2022 Gryphon Lecture

Brigitte Fielder

Brigitte Fielder, associate professor at the University of Wisconsin-Madison, will present "Picturing Young, Gifted, and Black: Phillis Wheatley's Image and the Creative Black Child." 

Abstract: The now-familiar likeness of Phillis Wheatley that appeared as the frontispiece to her 1773 Poems on Various Subjects, Religious and Moral is an image of, by, and for Black children. The iconic poet was born in the Senegambia region of West Africa and kidnapped into slavery at the age of seven or eight. Her first published poem appeared when she was a teenager, and she was no more than twenty when her volume of poetry was published in London. The volume's engraving was itself based on the art of another young, enslaved artist, Scipio Moorhead. The "young African painter" to whom Wheatley addressed a poem in her collection was younger than she was, his inspirational portrait of the poet also the creation of an enslaved Black child. African American texts would circulate iterations of Wheatley’s image from Moorhead's moment of its creation to the present. And the reception of this Black child figure has especially been framed for other Black children. Tracing how Wheatley has been pictured in early Black periodicals, educational materials, pageant plays, and contemporary children's literature from the nineteenth century to the twenty-first, we see how Wheatley has been imagined  not only as Black woman writer, but specifically as a child creative – someone whose literary acumen was surprising to white adults because of the various intersectional positions of oppression she occupied. Reading these repetitions and reverberations of Wheatley's image across time shows how picturing Wheatley became a practice for celebrating and fostering creativity among Black children. Wheatley's (and Moorehead's) example celebrates not only Black creativity or genius, but Black childhood. Doing so, they highlight the particular conditions of this exceptional person’s poetic production while also de-exceptionalizing Black creative gifts more generally, by employing Wheatley's iconic image to promote, facilitate, and celebrate future Black creativity.

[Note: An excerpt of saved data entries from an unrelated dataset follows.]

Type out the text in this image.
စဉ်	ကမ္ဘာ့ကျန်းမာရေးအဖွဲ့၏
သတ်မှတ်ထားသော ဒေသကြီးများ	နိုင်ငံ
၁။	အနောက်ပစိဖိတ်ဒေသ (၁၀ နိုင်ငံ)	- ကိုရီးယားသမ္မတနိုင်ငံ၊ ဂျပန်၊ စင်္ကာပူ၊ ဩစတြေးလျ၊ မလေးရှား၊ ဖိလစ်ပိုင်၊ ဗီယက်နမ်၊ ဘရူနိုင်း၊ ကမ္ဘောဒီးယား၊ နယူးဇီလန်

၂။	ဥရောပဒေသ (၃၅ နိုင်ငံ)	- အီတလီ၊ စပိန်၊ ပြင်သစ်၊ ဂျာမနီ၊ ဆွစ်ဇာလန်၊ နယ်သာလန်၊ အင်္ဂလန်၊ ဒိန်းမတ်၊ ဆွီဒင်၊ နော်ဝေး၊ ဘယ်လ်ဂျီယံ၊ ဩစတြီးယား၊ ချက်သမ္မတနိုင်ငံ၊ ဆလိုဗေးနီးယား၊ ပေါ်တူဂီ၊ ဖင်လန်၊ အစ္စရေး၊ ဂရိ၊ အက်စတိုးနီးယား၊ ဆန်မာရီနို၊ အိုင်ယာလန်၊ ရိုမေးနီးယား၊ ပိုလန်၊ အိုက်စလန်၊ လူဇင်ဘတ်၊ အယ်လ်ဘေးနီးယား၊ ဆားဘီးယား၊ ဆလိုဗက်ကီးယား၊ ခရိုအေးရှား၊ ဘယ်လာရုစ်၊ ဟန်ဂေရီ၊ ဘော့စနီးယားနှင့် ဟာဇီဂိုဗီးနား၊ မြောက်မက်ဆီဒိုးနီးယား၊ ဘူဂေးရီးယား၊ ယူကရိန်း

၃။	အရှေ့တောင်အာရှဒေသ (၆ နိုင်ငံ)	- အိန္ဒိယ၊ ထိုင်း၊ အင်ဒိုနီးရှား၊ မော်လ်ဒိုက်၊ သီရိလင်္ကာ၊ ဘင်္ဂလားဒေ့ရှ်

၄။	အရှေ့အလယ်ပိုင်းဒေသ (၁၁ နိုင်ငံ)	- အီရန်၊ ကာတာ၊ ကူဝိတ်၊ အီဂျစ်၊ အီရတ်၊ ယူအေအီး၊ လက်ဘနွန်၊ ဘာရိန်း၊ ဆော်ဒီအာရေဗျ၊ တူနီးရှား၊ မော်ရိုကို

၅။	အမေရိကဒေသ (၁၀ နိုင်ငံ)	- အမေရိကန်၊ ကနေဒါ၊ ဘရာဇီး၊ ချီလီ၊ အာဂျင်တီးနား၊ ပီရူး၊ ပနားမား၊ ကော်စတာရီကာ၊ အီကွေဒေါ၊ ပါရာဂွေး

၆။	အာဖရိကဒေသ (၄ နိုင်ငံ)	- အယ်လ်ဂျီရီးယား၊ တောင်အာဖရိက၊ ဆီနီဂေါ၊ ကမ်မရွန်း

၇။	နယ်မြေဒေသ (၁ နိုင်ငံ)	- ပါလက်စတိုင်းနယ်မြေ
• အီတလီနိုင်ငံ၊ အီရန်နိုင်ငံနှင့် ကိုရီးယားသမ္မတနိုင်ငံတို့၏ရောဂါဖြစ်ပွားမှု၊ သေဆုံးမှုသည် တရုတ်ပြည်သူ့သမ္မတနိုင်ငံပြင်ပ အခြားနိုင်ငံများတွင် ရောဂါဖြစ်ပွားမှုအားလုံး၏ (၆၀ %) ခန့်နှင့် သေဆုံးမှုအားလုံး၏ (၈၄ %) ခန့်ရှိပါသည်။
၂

Brigitte Fielder is an associate professor in the College of Letters & Sciences at the University of Wisconsin-Madison. Her research and teaching interests include early African American literature, nineteenth-century U.S. literature, race, gender, and sexuality studies, children’s literature and childhood studies, and human-animal studies. She is (with Jonathan Senchyne) co-editor of Against a Sharp White Background: Infrastructures of African American Print. Her first book, Relative Races: Genealogies of Interracial Kinship in Nineteenth-Century America was published by Duke University Press in 2020. She is currently working on a second book, on racialized human-animal relationships in the long nineteenth century.

This event will be offered in a hybrid format. Online participation information will be posted closer to the date.